Theorry Henry (Enrique), Wednesday, 21 December 2005 11:02 (twenty years ago)

wtf just happened?

Sick Mouthy (Nick Southall), Wednesday, 21 December 2005 11:08 (twenty years ago)

cozen is good chat

Theorry Henry (Enrique), Wednesday, 21 December 2005 11:09 (twenty years ago)

did i do that right?

Theorry Henry (Enrique), Wednesday, 21 December 2005 11:10 (twenty years ago)

Fuck knows.

Sick Mouthy (Nick Southall), Wednesday, 21 December 2005 11:24 (twenty years ago)

Jesus fuck, this has a cast of thousands. I've heard rumors of editing problems, replete with a phalanx of cutters brought in at the last minute to make sense of the muddle. But how I hope for it to be good.

remy (x Jeremy), Wednesday, 21 December 2005 21:41 (twenty years ago)

I like TRL better than Malick's '70s films, and I've only seen Farrell in Minority Report and he was fine in that, so I'm hopeful.

Dr Morbius (Dr Morbius), Wednesday, 21 December 2005 21:47 (twenty years ago)

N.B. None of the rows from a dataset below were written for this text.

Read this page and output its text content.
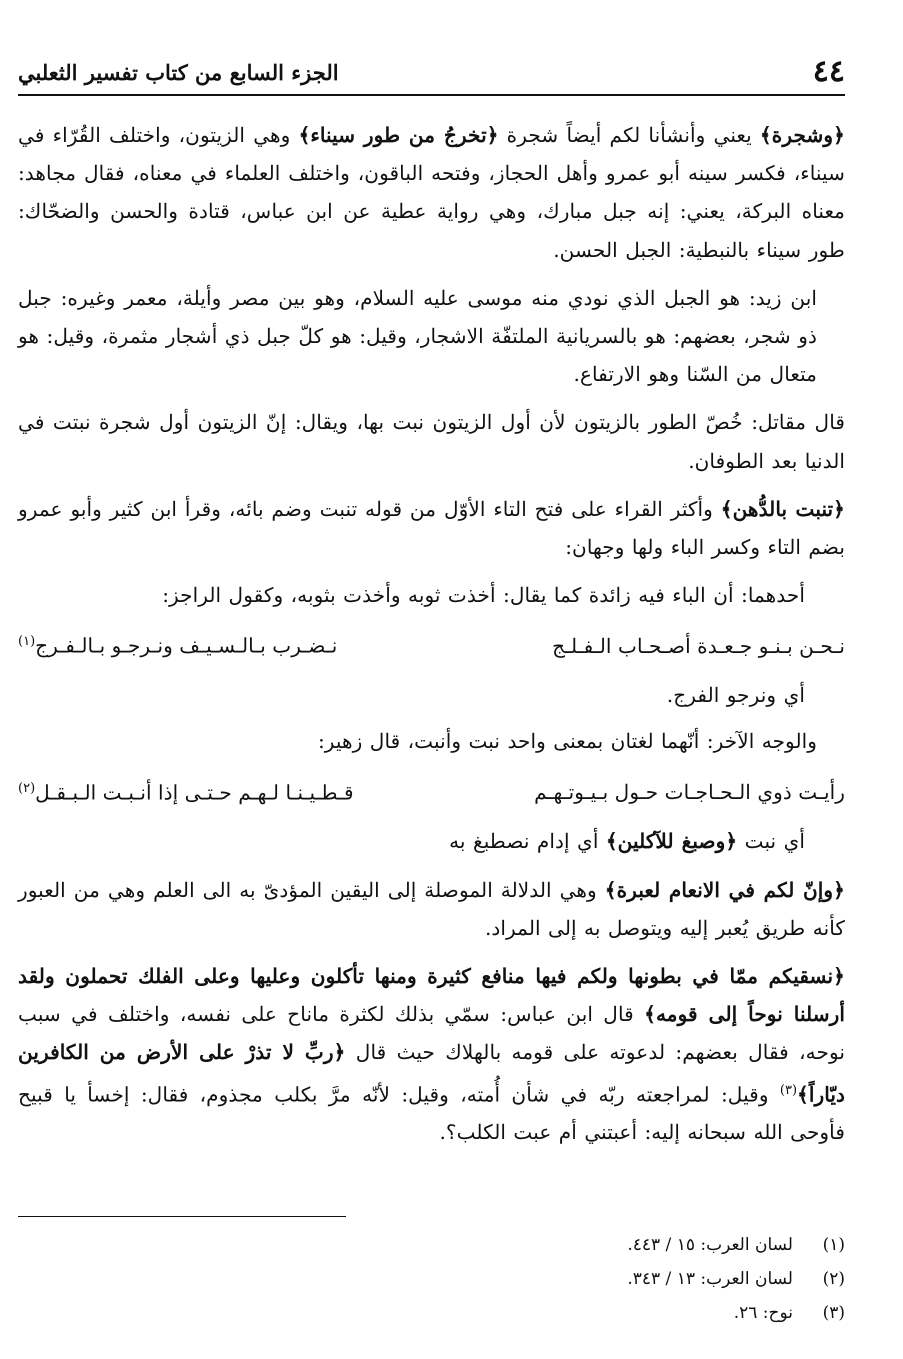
٤٤
الجزء السابع من كتاب تفسير الثعلبي

﴿وشجرة﴾ يعني وأنشأنا لكم أيضاً شجرة ﴿تخرجُ من طور سيناء﴾ وهي الزيتون، واختلف القُرّاء في سيناء، فكسر سينه أبو عمرو وأهل الحجاز، وفتحه الباقون، واختلف العلماء في معناه، فقال مجاهد: معناه البركة، يعني: إنه جبل مبارك، وهي رواية عطية عن ابن عباس، قتادة والحسن والضحّاك: طور سيناء بالنبطية: الجبل الحسن.

ابن زيد: هو الجبل الذي نودي منه موسى عليه السلام، وهو بين مصر وأيلة، معمر وغيره: جبل ذو شجر، بعضهم: هو بالسريانية الملتفّة الاشجار، وقيل: هو كلّ جبل ذي أشجار مثمرة، وقيل: هو متعال من السّنا وهو الارتفاع.

قال مقاتل: خُصّ الطور بالزيتون لأن أول الزيتون نبت بها، ويقال: إنّ الزيتون أول شجرة نبتت في الدنيا بعد الطوفان.

﴿تنبت بالدُّهن﴾ وأكثر القراء على فتح التاء الأوّل من قوله تنبت وضم بائه، وقرأ ابن كثير وأبو عمرو بضم التاء وكسر الباء ولها وجهان:

أحدهما: أن الباء فيه زائدة كما يقال: أخذت ثوبه وأخذت بثوبه، وكقول الراجز:

نـحـن بـنـو جـعـدة أصـحـاب الـفـلـج
نـضـرب بـالـسـيـف ونـرجـو بـالـفـرج$^{(١)}$

أي ونرجو الفرج.

والوجه الآخر: أنّهما لغتان بمعنى واحد نبت وأنبت، قال زهير:

رأيـت ذوي الـحـاجـات حـول بـيـوتـهـم
قـطـيـنـا لـهـم حـتـى إذا أنـبـت الـبـقـل$^{(٢)}$

أي نبت ﴿وصبغ للآكلين﴾ أي إدام نصطبغ به

﴿وإنّ لكم في الانعام لعبرة﴾ وهي الدلالة الموصلة إلى اليقين المؤدىّ به الى العلم وهي من العبور كأنه طريق يُعبر إليه ويتوصل به إلى المراد.

﴿نسقيكم ممّا في بطونها ولكم فيها منافع كثيرة ومنها تأكلون وعليها وعلى الفلك تحملون ولقد أرسلنا نوحاً إلى قومه﴾ قال ابن عباس: سمّي بذلك لكثرة ماناح على نفسه، واختلف في سبب نوحه، فقال بعضهم: لدعوته على قومه بالهلاك حيث قال ﴿ربِّ لا تذرْ على الأرض من الكافرين ديّاراً﴾$^{(٣)}$ وقيل: لمراجعته ربّه في شأن أُمته، وقيل: لأنّه مرَّ بكلب مجذوم، فقال: إخسأ يا قبيح فأوحى الله سبحانه إليه: أعبتني أم عبت الكلب؟.

(١)
لسان العرب: ١٥ / ٤٤٣.
(٢)
لسان العرب: ١٣ / ٣٤٣.
(٣)
نوح: ٢٦.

[Vaguely SPOILERY] I saw this last week. It's almost all voice over. There's lots of actors credited who don't even appear in the film with speaking roles - I kept going "Hey, look, there's Ben Chaplin in the background... and Jonathan Pryce!" Leads me to believe there's a longer cut out there... which seems impossible, because this cut feels 19 hours long (it's a beautiful movie, but molasses slow). Variety today reports that he's still cutting, and may chop off another 1/2 hour when the film goes into wide release (though NYC and LA will get the longer cut).
I thought Colin Farrell was fine, though I never had any problem with him as an actor. Almost every prediction made in this thread is dead-on:
"i've heard rumors of a meandering v.o.... i hope there is another chorus of voice overs... lovely cornfields at dusk!!! amber waves of magic hour pilgrim grain!"
Howard Zinn fans and stoners should be equally pleased, I think.

Mugged Outside the Jabberjaw, 1993 (Bent Over at the Arclight), Wednesday, 21 December 2005 23:04 (twenty years ago)

I am so excited about this movie. Malick may be my favorite director ever.

Alex in SF (Alex in SF), Wednesday, 21 December 2005 23:08 (twenty years ago)

i want to see the longest cut possible.

jed_ (jed), Wednesday, 21 December 2005 23:42 (twenty years ago)

God, I dislike Malick.

Alfred Soto (Alfred Soto), Wednesday, 21 December 2005 23:46 (twenty years ago)

This is supposed to blow.

andy --, Thursday, 22 December 2005 00:12 (twenty years ago)

Really? I've heard the exact opposite.

Alex in SF (Alex in SF), Thursday, 22 December 2005 00:15 (twenty years ago)

yawn.jpg

Theorry Henry (Enrique), Thursday, 22 December 2005 00:16 (twenty years ago)

what the fuck are you talking about? (xpost)

I'm worried that the voiceover will be annoying. Was it a studio mandating request? Does Malick have to play by their rules?

kyle (akmonday), Thursday, 22 December 2005 00:17 (twenty years ago)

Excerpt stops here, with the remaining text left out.